However, limited by existing technology, the researchers found in a separate study that their algae growing facility is getting out about one-five hundredth as much energy as it currently puts in to grow the fuels.
"The search for cost-effective biofuels is one of the noble endeavors of our time, and these papers shed insight on where the boundaries are in algae research," said Robert Hebner, a professor in the Cockrell School of Engineering and director of the Center for Electromechanics. "One of the responsibilities of a top research university is to discover and explain what the boundaries are so we can innovate within those boundaries or create ways to expand them."

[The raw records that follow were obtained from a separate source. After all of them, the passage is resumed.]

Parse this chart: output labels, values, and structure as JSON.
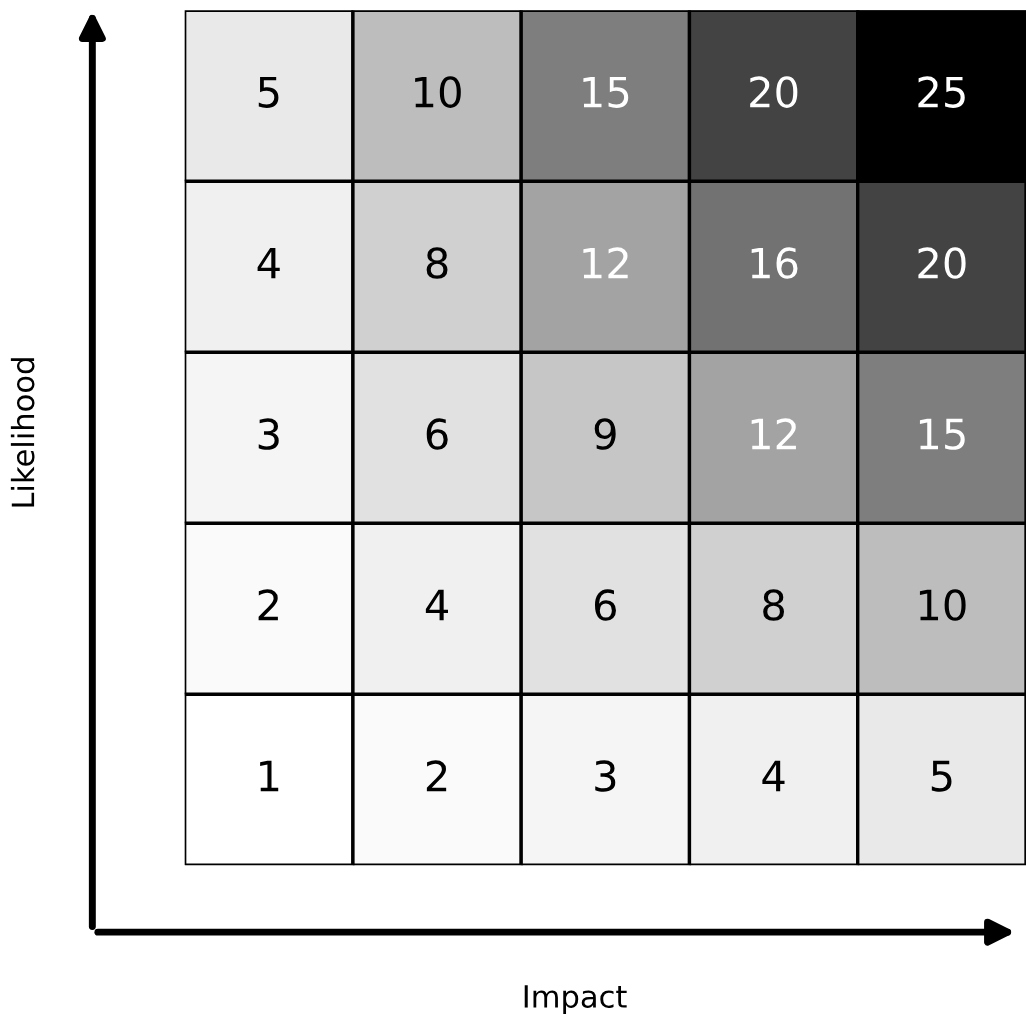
{
  "chart_data": {
    "type": "heatmap",
    "xlabel": "Impact",
    "ylabel": "Likelihood",
    "categories": [
      null,
      null,
      null,
      null,
      null
    ],
    "y_categories": [
      null,
      null,
      null,
      null,
      null
    ],
    "cells": [
      [
        5,
        10,
        15,
        20,
        25
      ],
      [
        4,
        8,
        12,
        16,
        20
      ],
      [
        3,
        6,
        9,
        12,
        15
      ],
      [
        2,
        4,
        6,
        8,
        10
      ],
      [
        1,
        2,
        3,
        4,
        5
      ]
    ],
    "data_labels": true
  }
}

The findings were announced in three new studies published in June and co-authored by Hebner, Cockrell School Assistant Professor Michael Webber and researcher Colin Beal.

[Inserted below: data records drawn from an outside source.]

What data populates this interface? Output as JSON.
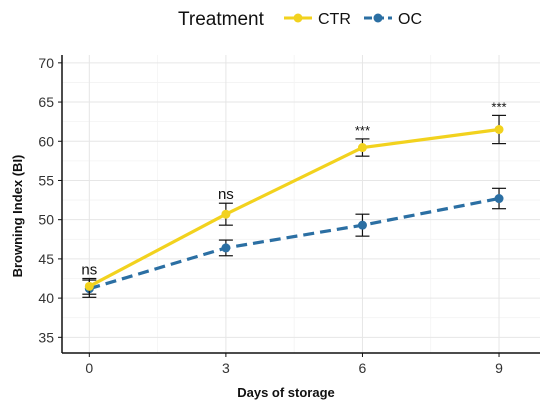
{
  "chart_data": {
    "type": "line",
    "xlabel": "Days of storage",
    "ylabel": "Browning Index (BI)",
    "x": [
      0,
      3,
      6,
      9
    ],
    "xticks": [
      "0",
      "3",
      "6",
      "9"
    ],
    "ylim": [
      33,
      71
    ],
    "yticks": [
      35,
      40,
      45,
      50,
      55,
      60,
      65,
      70
    ],
    "grid": true,
    "legend": {
      "title": "Treatment",
      "position": "top"
    },
    "series": [
      {
        "name": "CTR",
        "color": "#F2D21E",
        "dash": "solid",
        "values": [
          41.5,
          50.7,
          59.2,
          61.5
        ],
        "error": [
          1.0,
          1.4,
          1.1,
          1.8
        ]
      },
      {
        "name": "OC",
        "color": "#2B6FA3",
        "dash": "dashed",
        "values": [
          41.2,
          46.4,
          49.3,
          52.7
        ],
        "error": [
          1.1,
          1.0,
          1.4,
          1.3
        ]
      }
    ],
    "annotations": [
      "ns",
      "ns",
      "***",
      "***"
    ]
  }
}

The studies add important context to the viability of algae, which shows promise for producing large amounts of energy-dense fuel because it can be harvested nearly continuously all year. Algae can also be used for fertilizers, food, pharmaceuticals and more, but researchers must first figure out how to mass-produce the green source inexpensively.
Numerous studies have focused on the energy efficiency of algae, but limited comprehensive data is available. Present studies consider the cost, water intensity and resource constraints faced by algal biofuel production, in addition to the energy efficiency.
"These results are critical in the public policy domain," Webber said. "As we try to balance the use of energy and water for our future, it is important to base our decisions on what technology will permit us to do and at what cost. Otherwise we risk serious negative impacts on our quality of life. This work is an important contribution to the needed discussion."
Building on earlier work, the university researchers developed a theoretical understanding of the limits for the energy returned for the energy invested in algae growth. The theoretical limits were quite positive but require technology significantly ahead of current practice.
"We expect this comprehensive work will help provide a focus for current and future work. If progress is to be made, we need to have a clear understanding of the constraints we are facing, and how it might be possible for algae to contribute to our energy demands," Beal said.
The research team also studied the university’s algae growth facility at the J.J. Pickle Research Campus to identify all of the energy inputs to a real process, such as using electricity to run algae pumps and energy for chemical processing and water transport. Using this information and working with the City of Austin, they showed that combining algae growth with a sewage treatment facility is one approach to getting a positive energy return with existing technology. Algae get nutrients from phosphorus and nitrogen — chemical elements that are abundant in water treatment plants and must be removed from wastewater during treatment processing.
By combining the two processes, the system produced 1 1/2 times more energy than was needed to grow algae.
Today, gas and oil produce 30 to 40 times more energy than is needed to get the fuels out of the ground.
"But it's getting harder and harder to get fossil fuels out of the ground," Hebner said. "With algae, the theoretical maximum is extremely positive."
With more than 3,000 specimens, The University of Texas at Austin is home to the largest and most diverse algae collection in the world. Last fall the Austin startup AlgEternal Technologies augmented the university's algae program by installing a growth demonstration facility on the campus. The university program provides public and private research partners access to facilities for analyzing, growing, harvesting and processing algae.
A second company, OpenAlgae, is developing algae-specific processing technologies with the university to enhance the economics of oil production from algae. OpenAlgae provided partial funding for the studies, which will appear in the journals Energies, Energy and Water Environment Research.